Со всем тем страна Паллады чувствовала себя дочерью повелителя эллинов Агамемнона и законной наследницей его власти. Отчаянно боролась она за нее, но успех не был на ее стороне. Тот самый Геллеспонт, который видел некогда торжество Агамемнона, был свидетелем уничтожения последних афинских сил; вскоре город сдался спартанскому военачальнику Лисандру и его союзникам, отдавая в его руки свою судьбу. Жестокие предложения делались тогда в палатке Лисандра – и на военном совете, и за товарищеской трапезой: чем более кто раньше дрожал перед могуществом Афин, тем более желал он теперь стереть ненавистный город с лица земли, жителей продать в рабство, а страну обратить в пастбище. Тогда, говорит Плутарх, один из сотрапезников запел первую хорическую песнь из Еврипидовой "Электры":
Намек был понят; он тронул присутствующих до слез. Афины не были разрушены, но гегемонию они потеряли: жезл Агамемнона перешел к тому городу, в котором находилась признанная могила его сына.
Вторично Спарта стала мечом Эллады; под ее предводительством возобновилась война с вековым восточным врагом. Чтобы засвидетельствовать перед всеми историческую связь спартанской гегемонии с героической гегемонией Атридов, спартанский царь Агесилай задумал открыть поход, по примеру Агамемнона, жертвоприношением в Авлиде. Но Авлида была на беотийской территории; Фивы, которым было суждено пожать плоды раздора между обоими могущественными греческими государствами, воспротивилась затее Агесилая, и она не удалась. Это авлидское жертвоприношение – последняя попытка использовать обаяние легенды о гегемонии Атридов, о которой мы знаем; в последовавшее время она окончательно отошла в область поэзии. Мифотворная сила греческого народа иссякла, и кредит политической мифологии был подорван навсегда.

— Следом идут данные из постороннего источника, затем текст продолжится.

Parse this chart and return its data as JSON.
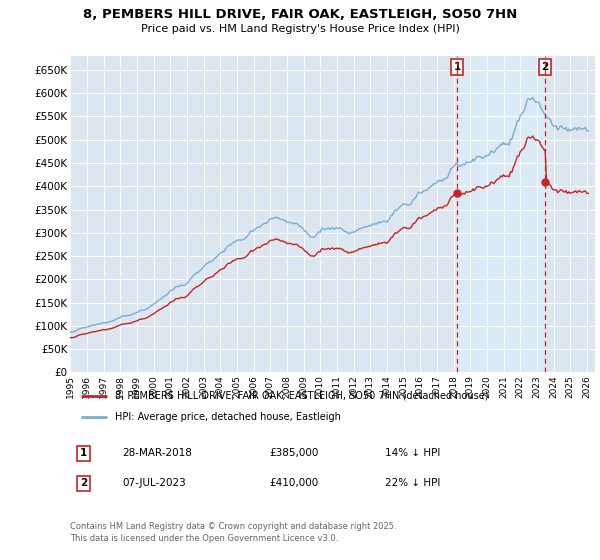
{
  "title": "8, PEMBERS HILL DRIVE, FAIR OAK, EASTLEIGH, SO50 7HN",
  "subtitle": "Price paid vs. HM Land Registry's House Price Index (HPI)",
  "ylim": [
    0,
    680000
  ],
  "yticks": [
    0,
    50000,
    100000,
    150000,
    200000,
    250000,
    300000,
    350000,
    400000,
    450000,
    500000,
    550000,
    600000,
    650000
  ],
  "ytick_labels": [
    "£0",
    "£50K",
    "£100K",
    "£150K",
    "£200K",
    "£250K",
    "£300K",
    "£350K",
    "£400K",
    "£450K",
    "£500K",
    "£550K",
    "£600K",
    "£650K"
  ],
  "vline1_x": 2018.21,
  "vline2_x": 2023.5,
  "marker1_x": 2018.21,
  "marker1_y": 385000,
  "marker2_x": 2023.5,
  "marker2_y": 410000,
  "legend_line1": "8, PEMBERS HILL DRIVE, FAIR OAK, EASTLEIGH, SO50 7HN (detached house)",
  "legend_line2": "HPI: Average price, detached house, Eastleigh",
  "annotation1": [
    "1",
    "28-MAR-2018",
    "£385,000",
    "14% ↓ HPI"
  ],
  "annotation2": [
    "2",
    "07-JUL-2023",
    "£410,000",
    "22% ↓ HPI"
  ],
  "footer": "Contains HM Land Registry data © Crown copyright and database right 2025.\nThis data is licensed under the Open Government Licence v3.0.",
  "hpi_color": "#7aadd4",
  "price_color": "#cc2222",
  "shade_color": "#daeaf6",
  "grid_color": "#ffffff",
  "vline_color": "#cc2222",
  "plot_bg_color": "#dce6f1",
  "xlim_start": 1995,
  "xlim_end": 2026.5
}
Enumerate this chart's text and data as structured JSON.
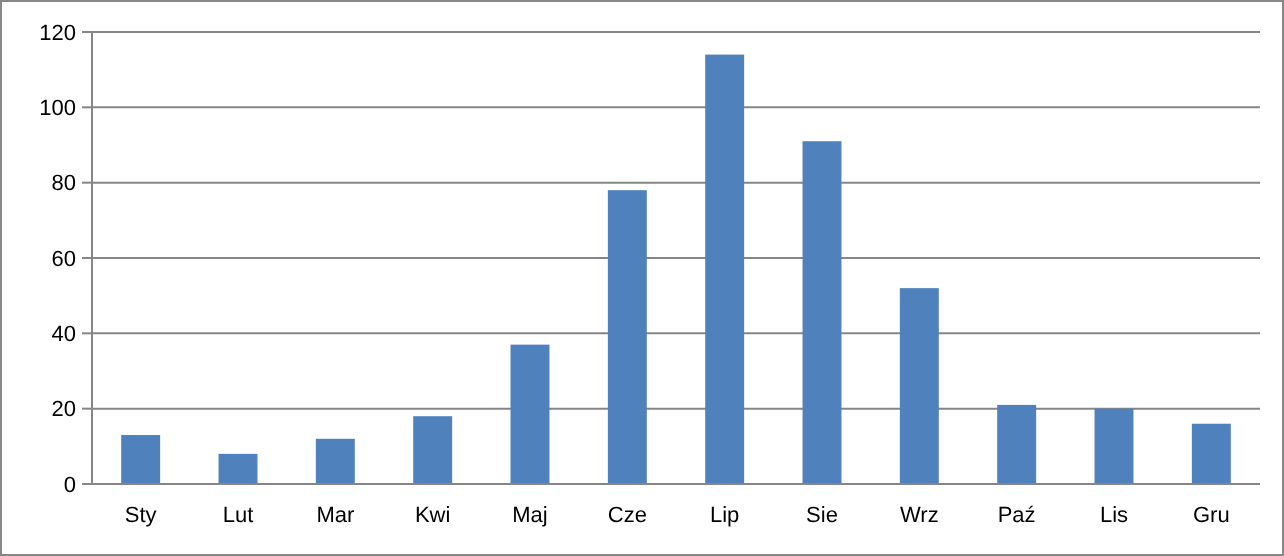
{
  "chart_data": {
    "type": "bar",
    "categories": [
      "Sty",
      "Lut",
      "Mar",
      "Kwi",
      "Maj",
      "Cze",
      "Lip",
      "Sie",
      "Wrz",
      "Paź",
      "Lis",
      "Gru"
    ],
    "values": [
      13,
      8,
      12,
      18,
      37,
      78,
      114,
      91,
      52,
      21,
      20,
      16
    ],
    "color": "#4f81bd",
    "ylim": [
      0,
      120
    ],
    "yticks": [
      0,
      20,
      40,
      60,
      80,
      100,
      120
    ],
    "grid": "y"
  }
}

VIII. Изложение наше зашло вперед, чтобы до конца проследить влияние политической эволюции на развитие интересующего нас мифа; теперь прошу читателя вернуться к тому месту, где у нас оборвалась нить развития нравственных идей в связи с развитием того же мифа. Дельфийская Орестея должна была возвестить миру две новые истины: во-первых, что право души на кровавую месть есть право священное и неукоснительное, кем бы ни приходился убийца мстителю; во-вторых, что Аполлон может очистить преступника во всяком случае, каким бы грехом он себя ни запятнал. Опасные последствия первой истины предупреждались второй: мститель терял право на кровавую месть, если убийца был очищен Аполлоном; но вторая истина делала Аполлона и его дельфийских заместителей руководителями совести всех верующих эллинов. Не встреть дельфийский бог отпора этим своим притязаниям – вся история греческой культуры получила бы сакральный, теократический характер; политикой Греции стала бы воля дельфийской коллегии, ее философией – дельфийские славословия в честь победы светлокудрого бога над великим Змеем, взлелеянным Землей.